Essa é a característica mais evidente da nossa atual cena musical popular brasileira. Todos os sucessos são rapidamente rearranjados para todos os ritmos. A maior parte dos grupos atua como bandas de bailes: não se prende a um repertório próprio e toca todos os hits do momento. Tudo é funcional. Os músicos estão ali para animar a balada, como fazia Sharon Acioly no Axé Moi.

Em conversa comigo, Chimbinha, guitarrista e maestro da Banda Calypso, uma vez reclamou da nova situação, já considerando obsoleto o modelo de negócio alternativo que tinha desenvolvido para driblar a crise da indústria fonográfica. Para ele, o CD era cartão de visitas, atraindo público para os shows. O problema é que nem todas as canções desses CDs faziam sucesso. Então como competir com os CDs lançados por bandas novas, só com os sucessos dos outros? Chimbinha temia também que a nova situação acabasse por impedir a popularização de artistas em início de carreira. Se os novatos lançassem qualquer canção com cheiro de hit, as bandas mais populares logo produziriam suas regravações, fazendo sucesso em seu lugar. Certamente isso é problema. Mas não há volta: a realidade atropela todo mundo, e daqui a pouco uma outra maneira de chegar ao estrelato vai aparecer, derrubando a que predomina no momento. Talvez ninguém mais consiga ter carreira longa e estável fazendo/tocando música. Tudo pode ficar espantosamente efêmero ou veloz, como neutrinos mais rápidos (há controvérsia…) que a luz.
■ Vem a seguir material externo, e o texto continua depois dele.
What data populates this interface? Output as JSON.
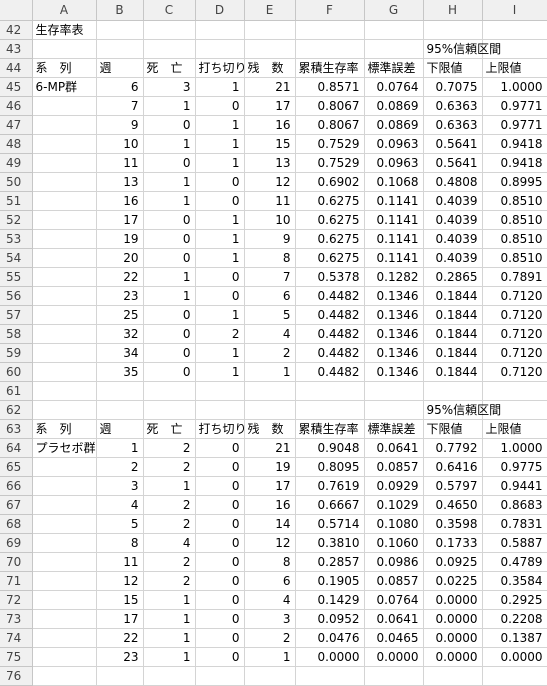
{
  "columns": [
    "",
    "A",
    "B",
    "C",
    "D",
    "E",
    "F",
    "G",
    "H",
    "I"
  ],
  "rows": [
    {
      "n": "42",
      "a": "生存率表",
      "b": "",
      "c": "",
      "d": "",
      "e": "",
      "f": "",
      "g": "",
      "h": "",
      "i": ""
    },
    {
      "n": "43",
      "a": "",
      "b": "",
      "c": "",
      "d": "",
      "e": "",
      "f": "",
      "g": "",
      "h": "95%信頼区間",
      "i": ""
    },
    {
      "n": "44",
      "a": "系　列",
      "b": "週",
      "c": "死　亡",
      "d": "打ち切り",
      "e": "残　数",
      "f": "累積生存率",
      "g": "標準誤差",
      "h": "下限値",
      "i": "上限値"
    },
    {
      "n": "45",
      "a": "6-MP群",
      "b": "6",
      "c": "3",
      "d": "1",
      "e": "21",
      "f": "0.8571",
      "g": "0.0764",
      "h": "0.7075",
      "i": "1.0000"
    },
    {
      "n": "46",
      "a": "",
      "b": "7",
      "c": "1",
      "d": "0",
      "e": "17",
      "f": "0.8067",
      "g": "0.0869",
      "h": "0.6363",
      "i": "0.9771"
    },
    {
      "n": "47",
      "a": "",
      "b": "9",
      "c": "0",
      "d": "1",
      "e": "16",
      "f": "0.8067",
      "g": "0.0869",
      "h": "0.6363",
      "i": "0.9771"
    },
    {
      "n": "48",
      "a": "",
      "b": "10",
      "c": "1",
      "d": "1",
      "e": "15",
      "f": "0.7529",
      "g": "0.0963",
      "h": "0.5641",
      "i": "0.9418"
    },
    {
      "n": "49",
      "a": "",
      "b": "11",
      "c": "0",
      "d": "1",
      "e": "13",
      "f": "0.7529",
      "g": "0.0963",
      "h": "0.5641",
      "i": "0.9418"
    },
    {
      "n": "50",
      "a": "",
      "b": "13",
      "c": "1",
      "d": "0",
      "e": "12",
      "f": "0.6902",
      "g": "0.1068",
      "h": "0.4808",
      "i": "0.8995"
    },
    {
      "n": "51",
      "a": "",
      "b": "16",
      "c": "1",
      "d": "0",
      "e": "11",
      "f": "0.6275",
      "g": "0.1141",
      "h": "0.4039",
      "i": "0.8510"
    },
    {
      "n": "52",
      "a": "",
      "b": "17",
      "c": "0",
      "d": "1",
      "e": "10",
      "f": "0.6275",
      "g": "0.1141",
      "h": "0.4039",
      "i": "0.8510"
    },
    {
      "n": "53",
      "a": "",
      "b": "19",
      "c": "0",
      "d": "1",
      "e": "9",
      "f": "0.6275",
      "g": "0.1141",
      "h": "0.4039",
      "i": "0.8510"
    },
    {
      "n": "54",
      "a": "",
      "b": "20",
      "c": "0",
      "d": "1",
      "e": "8",
      "f": "0.6275",
      "g": "0.1141",
      "h": "0.4039",
      "i": "0.8510"
    },
    {
      "n": "55",
      "a": "",
      "b": "22",
      "c": "1",
      "d": "0",
      "e": "7",
      "f": "0.5378",
      "g": "0.1282",
      "h": "0.2865",
      "i": "0.7891"
    },
    {
      "n": "56",
      "a": "",
      "b": "23",
      "c": "1",
      "d": "0",
      "e": "6",
      "f": "0.4482",
      "g": "0.1346",
      "h": "0.1844",
      "i": "0.7120"
    },
    {
      "n": "57",
      "a": "",
      "b": "25",
      "c": "0",
      "d": "1",
      "e": "5",
      "f": "0.4482",
      "g": "0.1346",
      "h": "0.1844",
      "i": "0.7120"
    },
    {
      "n": "58",
      "a": "",
      "b": "32",
      "c": "0",
      "d": "2",
      "e": "4",
      "f": "0.4482",
      "g": "0.1346",
      "h": "0.1844",
      "i": "0.7120"
    },
    {
      "n": "59",
      "a": "",
      "b": "34",
      "c": "0",
      "d": "1",
      "e": "2",
      "f": "0.4482",
      "g": "0.1346",
      "h": "0.1844",
      "i": "0.7120"
    },
    {
      "n": "60",
      "a": "",
      "b": "35",
      "c": "0",
      "d": "1",
      "e": "1",
      "f": "0.4482",
      "g": "0.1346",
      "h": "0.1844",
      "i": "0.7120"
    },
    {
      "n": "61",
      "a": "",
      "b": "",
      "c": "",
      "d": "",
      "e": "",
      "f": "",
      "g": "",
      "h": "",
      "i": ""
    },
    {
      "n": "62",
      "a": "",
      "b": "",
      "c": "",
      "d": "",
      "e": "",
      "f": "",
      "g": "",
      "h": "95%信頼区間",
      "i": ""
    },
    {
      "n": "63",
      "a": "系　列",
      "b": "週",
      "c": "死　亡",
      "d": "打ち切り",
      "e": "残　数",
      "f": "累積生存率",
      "g": "標準誤差",
      "h": "下限値",
      "i": "上限値"
    },
    {
      "n": "64",
      "a": "プラセボ群",
      "b": "1",
      "c": "2",
      "d": "0",
      "e": "21",
      "f": "0.9048",
      "g": "0.0641",
      "h": "0.7792",
      "i": "1.0000"
    },
    {
      "n": "65",
      "a": "",
      "b": "2",
      "c": "2",
      "d": "0",
      "e": "19",
      "f": "0.8095",
      "g": "0.0857",
      "h": "0.6416",
      "i": "0.9775"
    },
    {
      "n": "66",
      "a": "",
      "b": "3",
      "c": "1",
      "d": "0",
      "e": "17",
      "f": "0.7619",
      "g": "0.0929",
      "h": "0.5797",
      "i": "0.9441"
    },
    {
      "n": "67",
      "a": "",
      "b": "4",
      "c": "2",
      "d": "0",
      "e": "16",
      "f": "0.6667",
      "g": "0.1029",
      "h": "0.4650",
      "i": "0.8683"
    },
    {
      "n": "68",
      "a": "",
      "b": "5",
      "c": "2",
      "d": "0",
      "e": "14",
      "f": "0.5714",
      "g": "0.1080",
      "h": "0.3598",
      "i": "0.7831"
    },
    {
      "n": "69",
      "a": "",
      "b": "8",
      "c": "4",
      "d": "0",
      "e": "12",
      "f": "0.3810",
      "g": "0.1060",
      "h": "0.1733",
      "i": "0.5887"
    },
    {
      "n": "70",
      "a": "",
      "b": "11",
      "c": "2",
      "d": "0",
      "e": "8",
      "f": "0.2857",
      "g": "0.0986",
      "h": "0.0925",
      "i": "0.4789"
    },
    {
      "n": "71",
      "a": "",
      "b": "12",
      "c": "2",
      "d": "0",
      "e": "6",
      "f": "0.1905",
      "g": "0.0857",
      "h": "0.0225",
      "i": "0.3584"
    },
    {
      "n": "72",
      "a": "",
      "b": "15",
      "c": "1",
      "d": "0",
      "e": "4",
      "f": "0.1429",
      "g": "0.0764",
      "h": "0.0000",
      "i": "0.2925"
    },
    {
      "n": "73",
      "a": "",
      "b": "17",
      "c": "1",
      "d": "0",
      "e": "3",
      "f": "0.0952",
      "g": "0.0641",
      "h": "0.0000",
      "i": "0.2208"
    },
    {
      "n": "74",
      "a": "",
      "b": "22",
      "c": "1",
      "d": "0",
      "e": "2",
      "f": "0.0476",
      "g": "0.0465",
      "h": "0.0000",
      "i": "0.1387"
    },
    {
      "n": "75",
      "a": "",
      "b": "23",
      "c": "1",
      "d": "0",
      "e": "1",
      "f": "0.0000",
      "g": "0.0000",
      "h": "0.0000",
      "i": "0.0000"
    },
    {
      "n": "76",
      "a": "",
      "b": "",
      "c": "",
      "d": "",
      "e": "",
      "f": "",
      "g": "",
      "h": "",
      "i": ""
    }
  ]
}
Outra noção que parecia sólida, mas está cada vez mais velozmente se desmanchando no ar, é a de composição. Todo mundo se lembra ainda de “Minha mulher não deixa não”, o hit do verão passado? A origem do refrão parece ter sido uma música infantil lançada décadas atrás por uma gravadora pernambucana. E isso virou problema menor diante da avalanche de vídeos publicados na internet, com gente fazendo suas versões (claro que não autorizadas) do sucesso, um respondendo ao outro de forma não centralizada, numa conversa que não tem fim. Volto a dizer: era assim no “folclore”. Um grupo “pegava” a invenção do outro em regime de transformação contínua, sem dono. Tudo caía na brincadeira. E os participantes eram chamados de brincantes, e não de autores. Importava o processo, o remix eterno, não o produto acabado, de um só dono. Como era gostoso o domínio público. Era? É, será: o domínio público é nosso destino e inapelável futura cibercondição.